Education
This article was written by Samuel J. Macguire and originally published in the 'Galway Reader' in the 1950s. The 'Galway Reader' is available from Galway Public Library.
Education in Penal Times
The penal laws rendered impossible an instinctive reverence for law; law which was recognised by the Catholics as a powerful immoral and vicious agent. It alienated the people from government and they looked at Catholicism as the centre of their affections and their enthusiasm. Arthur Young tells us of a "Protestant aristocracy of 500,000 crushing the industry of two millions of poor Catholics". So late as 1796 the problem of Irish poverty began to be taken seriously. The Whig Club in that year reported that the misery, dirt and idleness of the people were not really their fault, nor were their concomitants of crime, blasphemy, drunkenness and dishonesty. This fact lies at the very root of the social and political history of Ireland well into the nineteenth century. There was no confidence between the classes and this lack of confidence acute antagonism, in fact was "studiously aggravated by law", and for three centuries "English State Policy in Ireland persistently and constantly" used Education as a principal interest for that purpose. The penal laws failed to restrain the activities of the Catholic priests and schoolmasters who set the law and its penalties at defiance.

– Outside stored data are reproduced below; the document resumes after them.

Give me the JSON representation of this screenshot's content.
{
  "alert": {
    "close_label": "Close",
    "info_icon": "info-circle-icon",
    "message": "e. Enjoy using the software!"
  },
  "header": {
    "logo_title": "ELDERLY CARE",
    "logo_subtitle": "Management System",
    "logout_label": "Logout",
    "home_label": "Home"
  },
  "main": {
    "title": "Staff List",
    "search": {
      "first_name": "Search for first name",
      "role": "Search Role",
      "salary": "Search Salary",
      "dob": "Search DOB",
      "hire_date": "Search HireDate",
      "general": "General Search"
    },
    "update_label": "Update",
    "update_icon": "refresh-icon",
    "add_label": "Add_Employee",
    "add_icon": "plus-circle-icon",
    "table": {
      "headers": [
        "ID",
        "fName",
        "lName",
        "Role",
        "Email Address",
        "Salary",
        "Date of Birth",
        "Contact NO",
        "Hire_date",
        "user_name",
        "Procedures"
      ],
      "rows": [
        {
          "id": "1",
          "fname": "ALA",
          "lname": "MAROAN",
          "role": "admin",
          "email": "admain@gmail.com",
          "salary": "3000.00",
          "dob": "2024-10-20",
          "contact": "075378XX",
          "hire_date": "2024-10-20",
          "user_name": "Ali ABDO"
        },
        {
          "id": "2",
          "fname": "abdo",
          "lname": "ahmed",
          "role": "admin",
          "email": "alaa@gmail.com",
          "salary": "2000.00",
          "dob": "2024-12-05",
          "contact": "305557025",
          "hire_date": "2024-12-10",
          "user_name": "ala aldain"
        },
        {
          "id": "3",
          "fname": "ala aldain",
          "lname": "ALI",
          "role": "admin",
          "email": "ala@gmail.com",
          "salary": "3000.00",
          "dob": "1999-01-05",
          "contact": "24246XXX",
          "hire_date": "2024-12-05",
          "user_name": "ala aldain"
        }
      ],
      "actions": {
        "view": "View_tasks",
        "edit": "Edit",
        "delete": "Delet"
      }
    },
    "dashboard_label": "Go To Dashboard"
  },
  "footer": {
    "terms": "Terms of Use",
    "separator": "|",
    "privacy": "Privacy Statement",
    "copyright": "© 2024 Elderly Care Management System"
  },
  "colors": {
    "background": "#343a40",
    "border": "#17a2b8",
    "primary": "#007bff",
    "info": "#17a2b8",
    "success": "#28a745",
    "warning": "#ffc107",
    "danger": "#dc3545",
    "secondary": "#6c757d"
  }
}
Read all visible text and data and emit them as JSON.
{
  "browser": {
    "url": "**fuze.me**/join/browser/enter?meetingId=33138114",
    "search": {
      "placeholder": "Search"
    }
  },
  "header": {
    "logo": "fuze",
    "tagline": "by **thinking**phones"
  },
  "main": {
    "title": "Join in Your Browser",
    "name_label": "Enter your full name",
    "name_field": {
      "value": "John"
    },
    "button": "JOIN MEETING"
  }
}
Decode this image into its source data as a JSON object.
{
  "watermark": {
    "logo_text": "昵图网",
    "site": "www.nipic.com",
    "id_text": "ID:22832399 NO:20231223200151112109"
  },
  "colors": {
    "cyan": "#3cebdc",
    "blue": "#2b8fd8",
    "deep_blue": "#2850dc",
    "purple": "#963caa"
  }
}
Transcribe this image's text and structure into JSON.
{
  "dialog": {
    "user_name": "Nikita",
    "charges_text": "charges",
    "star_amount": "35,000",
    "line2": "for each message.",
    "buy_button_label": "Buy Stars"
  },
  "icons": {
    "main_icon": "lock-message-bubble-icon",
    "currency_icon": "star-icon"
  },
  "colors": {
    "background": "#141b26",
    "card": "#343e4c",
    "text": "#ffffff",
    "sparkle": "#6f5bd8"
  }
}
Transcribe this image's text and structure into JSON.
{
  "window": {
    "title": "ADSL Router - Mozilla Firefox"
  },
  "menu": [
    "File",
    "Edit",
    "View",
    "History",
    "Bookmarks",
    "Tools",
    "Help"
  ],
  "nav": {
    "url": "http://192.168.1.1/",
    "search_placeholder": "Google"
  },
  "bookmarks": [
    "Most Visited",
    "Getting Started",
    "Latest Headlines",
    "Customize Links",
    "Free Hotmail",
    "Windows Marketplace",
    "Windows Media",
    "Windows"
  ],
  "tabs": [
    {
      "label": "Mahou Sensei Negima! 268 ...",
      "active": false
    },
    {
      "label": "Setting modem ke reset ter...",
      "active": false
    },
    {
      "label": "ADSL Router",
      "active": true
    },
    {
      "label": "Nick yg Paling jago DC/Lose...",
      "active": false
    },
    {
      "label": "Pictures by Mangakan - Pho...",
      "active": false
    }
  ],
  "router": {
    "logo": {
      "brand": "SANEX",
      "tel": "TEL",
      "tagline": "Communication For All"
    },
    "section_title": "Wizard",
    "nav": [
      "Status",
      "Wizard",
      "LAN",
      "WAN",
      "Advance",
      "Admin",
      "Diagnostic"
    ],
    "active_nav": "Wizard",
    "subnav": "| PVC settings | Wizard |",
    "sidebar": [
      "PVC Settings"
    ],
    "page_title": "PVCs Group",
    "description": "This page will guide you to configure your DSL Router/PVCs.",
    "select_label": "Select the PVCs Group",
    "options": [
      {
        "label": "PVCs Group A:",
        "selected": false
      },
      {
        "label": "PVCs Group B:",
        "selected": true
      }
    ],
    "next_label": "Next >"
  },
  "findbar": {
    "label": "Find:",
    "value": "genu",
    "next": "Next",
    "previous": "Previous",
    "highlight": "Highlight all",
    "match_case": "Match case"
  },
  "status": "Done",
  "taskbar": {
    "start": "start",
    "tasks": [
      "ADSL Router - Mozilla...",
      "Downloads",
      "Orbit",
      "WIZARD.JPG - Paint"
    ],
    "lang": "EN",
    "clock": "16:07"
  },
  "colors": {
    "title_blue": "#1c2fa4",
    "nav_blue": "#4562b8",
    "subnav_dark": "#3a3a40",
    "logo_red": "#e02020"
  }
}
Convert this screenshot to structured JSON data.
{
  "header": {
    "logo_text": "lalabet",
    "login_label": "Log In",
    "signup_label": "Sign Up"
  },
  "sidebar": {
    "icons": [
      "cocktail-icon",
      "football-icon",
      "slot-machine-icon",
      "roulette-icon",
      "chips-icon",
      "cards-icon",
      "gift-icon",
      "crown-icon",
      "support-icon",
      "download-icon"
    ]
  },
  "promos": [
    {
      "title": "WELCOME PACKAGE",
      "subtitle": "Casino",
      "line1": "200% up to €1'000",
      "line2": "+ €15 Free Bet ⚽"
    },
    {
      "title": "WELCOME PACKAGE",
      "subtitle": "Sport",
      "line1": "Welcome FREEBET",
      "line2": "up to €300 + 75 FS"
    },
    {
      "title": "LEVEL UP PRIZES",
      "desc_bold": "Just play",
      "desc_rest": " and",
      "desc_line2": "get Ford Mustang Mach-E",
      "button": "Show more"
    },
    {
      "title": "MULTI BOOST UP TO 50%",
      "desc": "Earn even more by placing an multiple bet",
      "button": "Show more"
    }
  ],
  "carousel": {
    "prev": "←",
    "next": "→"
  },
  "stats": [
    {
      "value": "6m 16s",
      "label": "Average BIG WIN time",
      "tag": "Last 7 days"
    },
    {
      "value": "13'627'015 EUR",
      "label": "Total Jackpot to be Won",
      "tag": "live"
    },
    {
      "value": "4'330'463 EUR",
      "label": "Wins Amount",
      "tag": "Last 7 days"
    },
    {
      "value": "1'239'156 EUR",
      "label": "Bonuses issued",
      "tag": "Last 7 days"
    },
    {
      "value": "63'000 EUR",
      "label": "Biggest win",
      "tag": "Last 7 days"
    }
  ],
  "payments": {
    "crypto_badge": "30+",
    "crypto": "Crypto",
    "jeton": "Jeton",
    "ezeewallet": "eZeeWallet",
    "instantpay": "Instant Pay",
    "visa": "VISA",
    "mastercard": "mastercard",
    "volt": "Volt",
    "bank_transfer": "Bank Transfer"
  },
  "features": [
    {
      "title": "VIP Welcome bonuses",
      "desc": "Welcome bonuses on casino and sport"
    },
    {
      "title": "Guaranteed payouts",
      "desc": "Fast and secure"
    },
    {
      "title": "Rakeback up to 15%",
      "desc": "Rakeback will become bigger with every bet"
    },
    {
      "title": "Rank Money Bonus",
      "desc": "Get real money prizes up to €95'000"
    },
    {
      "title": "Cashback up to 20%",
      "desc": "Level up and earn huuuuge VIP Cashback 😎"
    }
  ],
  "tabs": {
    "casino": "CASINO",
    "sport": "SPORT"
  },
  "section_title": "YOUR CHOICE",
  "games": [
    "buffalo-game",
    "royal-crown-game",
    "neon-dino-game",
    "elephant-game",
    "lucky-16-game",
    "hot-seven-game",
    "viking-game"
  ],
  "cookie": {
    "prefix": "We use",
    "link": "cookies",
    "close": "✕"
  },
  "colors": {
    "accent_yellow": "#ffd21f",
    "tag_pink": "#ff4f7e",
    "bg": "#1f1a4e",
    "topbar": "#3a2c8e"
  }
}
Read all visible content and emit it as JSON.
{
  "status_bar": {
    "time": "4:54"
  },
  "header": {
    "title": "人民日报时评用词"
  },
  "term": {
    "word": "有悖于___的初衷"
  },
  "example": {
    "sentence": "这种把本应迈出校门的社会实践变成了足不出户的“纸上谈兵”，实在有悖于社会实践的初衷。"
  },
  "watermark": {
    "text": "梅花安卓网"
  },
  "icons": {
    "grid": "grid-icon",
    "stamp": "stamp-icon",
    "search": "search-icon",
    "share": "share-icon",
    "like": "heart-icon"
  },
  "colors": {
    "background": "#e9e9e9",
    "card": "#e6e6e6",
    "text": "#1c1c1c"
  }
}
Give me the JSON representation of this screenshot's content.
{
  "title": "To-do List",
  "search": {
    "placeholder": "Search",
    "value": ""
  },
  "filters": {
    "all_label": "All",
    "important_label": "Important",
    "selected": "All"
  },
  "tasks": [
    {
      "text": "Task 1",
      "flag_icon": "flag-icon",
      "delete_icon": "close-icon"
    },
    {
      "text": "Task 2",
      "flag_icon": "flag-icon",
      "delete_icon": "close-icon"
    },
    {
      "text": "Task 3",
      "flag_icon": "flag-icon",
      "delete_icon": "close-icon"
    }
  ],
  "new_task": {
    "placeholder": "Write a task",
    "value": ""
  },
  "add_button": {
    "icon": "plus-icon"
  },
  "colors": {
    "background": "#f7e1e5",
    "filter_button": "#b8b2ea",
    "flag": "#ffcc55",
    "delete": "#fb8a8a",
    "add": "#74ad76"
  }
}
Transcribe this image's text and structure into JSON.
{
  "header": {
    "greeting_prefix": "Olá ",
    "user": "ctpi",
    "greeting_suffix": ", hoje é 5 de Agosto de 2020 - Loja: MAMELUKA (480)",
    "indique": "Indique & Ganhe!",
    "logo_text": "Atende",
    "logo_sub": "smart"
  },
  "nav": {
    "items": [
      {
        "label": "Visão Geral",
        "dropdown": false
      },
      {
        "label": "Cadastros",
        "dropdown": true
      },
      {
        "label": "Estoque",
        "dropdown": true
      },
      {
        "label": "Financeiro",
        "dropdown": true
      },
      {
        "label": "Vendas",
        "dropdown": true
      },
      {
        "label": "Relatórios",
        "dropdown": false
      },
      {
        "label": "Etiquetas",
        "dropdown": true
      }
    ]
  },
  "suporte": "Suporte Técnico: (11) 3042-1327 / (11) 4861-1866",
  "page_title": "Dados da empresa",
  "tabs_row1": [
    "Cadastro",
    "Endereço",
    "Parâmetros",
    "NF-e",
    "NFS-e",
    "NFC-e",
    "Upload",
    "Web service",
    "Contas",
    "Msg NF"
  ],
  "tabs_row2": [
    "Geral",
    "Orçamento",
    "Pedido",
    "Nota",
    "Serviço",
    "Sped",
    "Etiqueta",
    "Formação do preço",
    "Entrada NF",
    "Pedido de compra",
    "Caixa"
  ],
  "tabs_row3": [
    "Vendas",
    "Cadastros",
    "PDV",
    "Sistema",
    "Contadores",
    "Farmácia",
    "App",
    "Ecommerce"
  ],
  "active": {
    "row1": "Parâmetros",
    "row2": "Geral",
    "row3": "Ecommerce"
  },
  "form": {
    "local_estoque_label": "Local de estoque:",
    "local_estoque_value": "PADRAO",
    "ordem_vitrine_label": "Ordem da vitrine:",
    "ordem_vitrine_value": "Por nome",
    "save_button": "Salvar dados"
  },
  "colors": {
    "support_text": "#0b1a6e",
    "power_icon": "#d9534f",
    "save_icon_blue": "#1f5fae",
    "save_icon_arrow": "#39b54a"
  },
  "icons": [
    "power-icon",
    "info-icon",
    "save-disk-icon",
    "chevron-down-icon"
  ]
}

It was not until 1781 and 1792 that the Statutes of William III and Anne were repealed. These laws forbade any Catholic either to teach in Ireland or to send his children abroad for their education. The public money had been lavished on societies and schools during the eighteenth century, but these efforts had been so identified with proselytism that every fresh scheme appeared only to arouse the dislike and suspicion of the people and of their spiritual leaders. It is however, beyond question that popular schools did exist in Galway throughout the penal times in spite of the law. This has been testified by English travellers with evident sense of its significance. Hardiman records that few towns in Ireland were better supplied with schools than Galway, but regretted that classical learning was neglected and not
"generally estimated as it ought". He adds that most of the people of the town were content with a "plain English education" for their children. He records a classical academy kept by a Mr. Kearns; several boarding schools for young ladies, day schools for female children, and ends,
"and on the whole, though the town is not distinguished for a superior brilliancy of education, yet that blessing, in a moderate degree, is tolerably diffused among the inhabitants."